When the 200C is treated as VI, the sequence would read: AK VI VI AK, and
would NOT match the third line of LB28.

When the 200C is ignored entirely, the sequence would read: AK VI AK, and
WOULD match the third line of LB28, as the test states.

Both of these are potentially-valid readings of the current text in LB9.
Before the addition of LB28a, there were no cases I can think of where the
difference mattered.

In a future version of the spec, the language in LB9 could be clarified to
make interoperable implementation easier.

Date/Time: Sat Nov 18 10:43:42 CST 2023
ReportID: ID20231118104342
Name: Mikhail Morozov
Report Type: Error Report
Opt Subject: The Unicode Standard, Version 15.1, Bamum Supplement Range: 16800–16A3F

There is a misspelling in the name of the character 𖠋 (U+1680B) BAMUM LETTER
PHASE-A MAEMBGBIEE in https://www.unicode.org/charts/PDF/U16800.pdf.

The proposal for encoding Old Bamum script
(https://www.loc.gov/rr/amed/pdf/proposal-for-encoding-bamum-script.pdf#page=20)
has IPA, English and French transcriptions for the letters, and it seems
that the English transcription should be spelled with one B instead of two,
MAEMGBIEE. The source for the proposal, L'Écriture des Bamum: sa
naissance, son évolution, sa valeur phonétique, son utilisation, by I.
Dugast and M.D.W. Jeffreys
(https://www.calameo.com/read/000061616e47e713325db) also supports this
opinion.

Feedback routed to Emoji SC for evaluation [ESC]

(None at this time.)


Feedback routed to Editorial Committee for evaluation [EDC]

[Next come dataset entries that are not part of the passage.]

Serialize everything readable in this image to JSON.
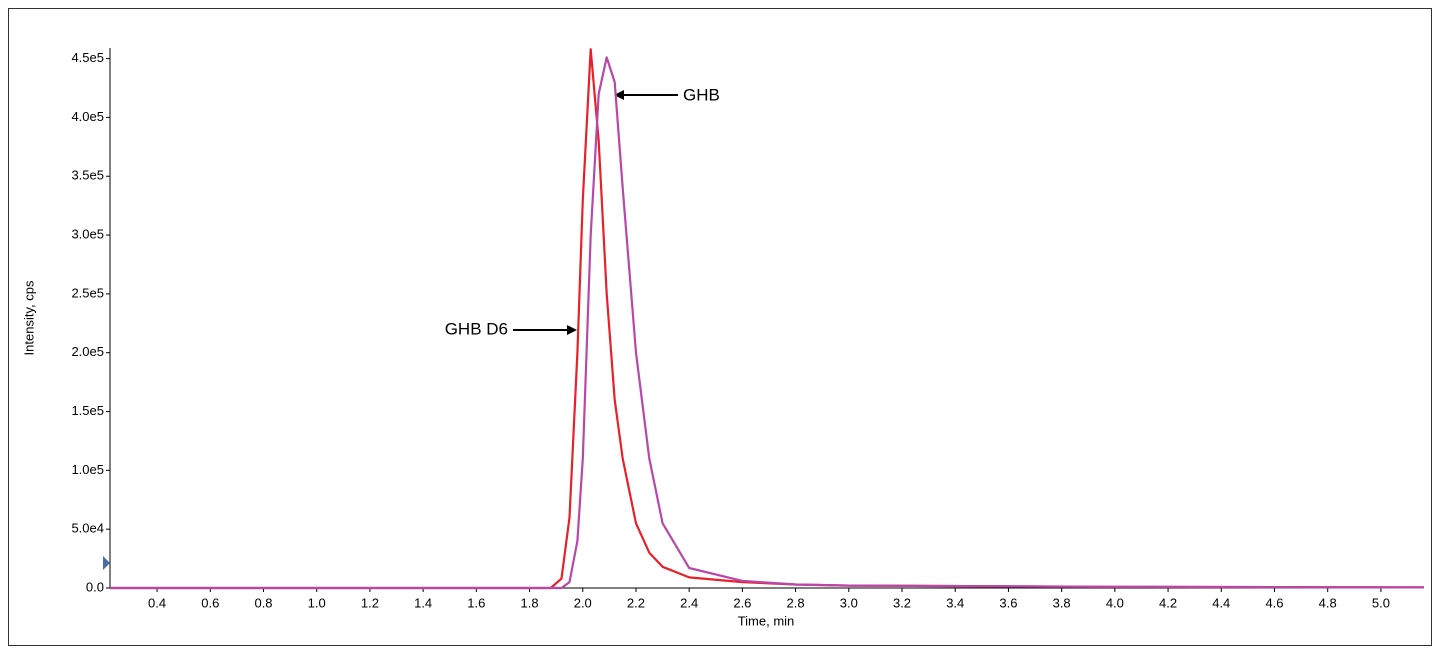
{
  "chart_data": {
    "type": "line",
    "x_label": "Time, min",
    "y_label": "Intensity, cps",
    "x": [
      0.223,
      1.0,
      1.8,
      1.88,
      1.92,
      1.95,
      1.98,
      2.0,
      2.03,
      2.06,
      2.09,
      2.12,
      2.15,
      2.2,
      2.25,
      2.3,
      2.4,
      2.6,
      2.8,
      3.0,
      4.0,
      5.162
    ],
    "series": [
      {
        "name": "GHB D6",
        "color": "#e8202a",
        "values": [
          0,
          0,
          0,
          0,
          8000,
          60000,
          200000,
          330000,
          458000,
          380000,
          250000,
          160000,
          110000,
          55000,
          30000,
          18000,
          9000,
          5000,
          3000,
          2000,
          1000,
          500
        ]
      },
      {
        "name": "GHB",
        "color": "#b848a8",
        "values": [
          0,
          0,
          0,
          0,
          0,
          5000,
          40000,
          110000,
          300000,
          420000,
          451000,
          430000,
          340000,
          200000,
          110000,
          55000,
          17000,
          6000,
          3000,
          2000,
          1000,
          500
        ]
      }
    ],
    "annotations": [
      "GHB",
      "GHB D6"
    ],
    "xlim": [
      0.223,
      5.162
    ],
    "xticks": [
      0.4,
      0.6,
      0.8,
      {
        "value": 1.0,
        "label": "1.0"
      },
      1.2,
      1.4,
      1.6,
      1.8,
      {
        "value": 2.0,
        "label": "2.0"
      },
      2.2,
      2.4,
      2.6,
      2.8,
      {
        "value": 3.0,
        "label": "3.0"
      },
      3.2,
      3.4,
      3.6,
      3.8,
      {
        "value": 4.0,
        "label": "4.0"
      },
      4.2,
      4.4,
      4.6,
      4.8,
      {
        "value": 5.0,
        "label": "5.0"
      }
    ],
    "ylim": [
      0,
      459000
    ],
    "yticks": [
      {
        "value": 0,
        "label": "0.0"
      },
      {
        "value": 50000,
        "label": "5.0e4"
      },
      {
        "value": 100000,
        "label": "1.0e5"
      },
      {
        "value": 150000,
        "label": "1.5e5"
      },
      {
        "value": 200000,
        "label": "2.0e5"
      },
      {
        "value": 250000,
        "label": "2.5e5"
      },
      {
        "value": 300000,
        "label": "3.0e5"
      },
      {
        "value": 350000,
        "label": "3.5e5"
      },
      {
        "value": 400000,
        "label": "4.0e5"
      },
      {
        "value": 450000,
        "label": "4.5e5"
      }
    ],
    "grid": false
  }
}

Date/Time: Mon Nov 13 07:42:24 CST 2023
ReportID: ID20231113074224
Name: Jakub Jelinek
Report Type: Error Report
Opt Subject: Unicode15.1.0/ch04.pdf

Note: This has already been taken care of by Editorial Committee, and is in the draft for Unicode 16.0.

I believe the Table 4-8. Name Derivation Rule Prefix Strings should have an
2EBF0..2EE5D NR2 “CJK UNIFIED IDEOGRAPH-"
line added, corresponding to the CJK Ideograph Extension I, First .. CJK Ideograph Extension I, Last
addition in 15.1.

Date/Time: Sun Jan 07 09:40:18 CST 2024
ReportID: ID20240107094018
Name: Charlotte Buff
Report Type: Other Document Submission
Opt Subject: L2/23-193r3: Name of one chemical arrow

U+1F8D6 was accepted for a future update under the name LONG RIGHTWARDS
ARROW WITH THROUGH X (cf. 177-C33). The “WITH” is erroneous; the character
should be called LONG RIGHTWARDS ARROW THROUGH X. This would also
synchronise the name with the existing U+2947 RIGHTWARDS ARROW THROUGH X.

Other Reports

(None at this time.)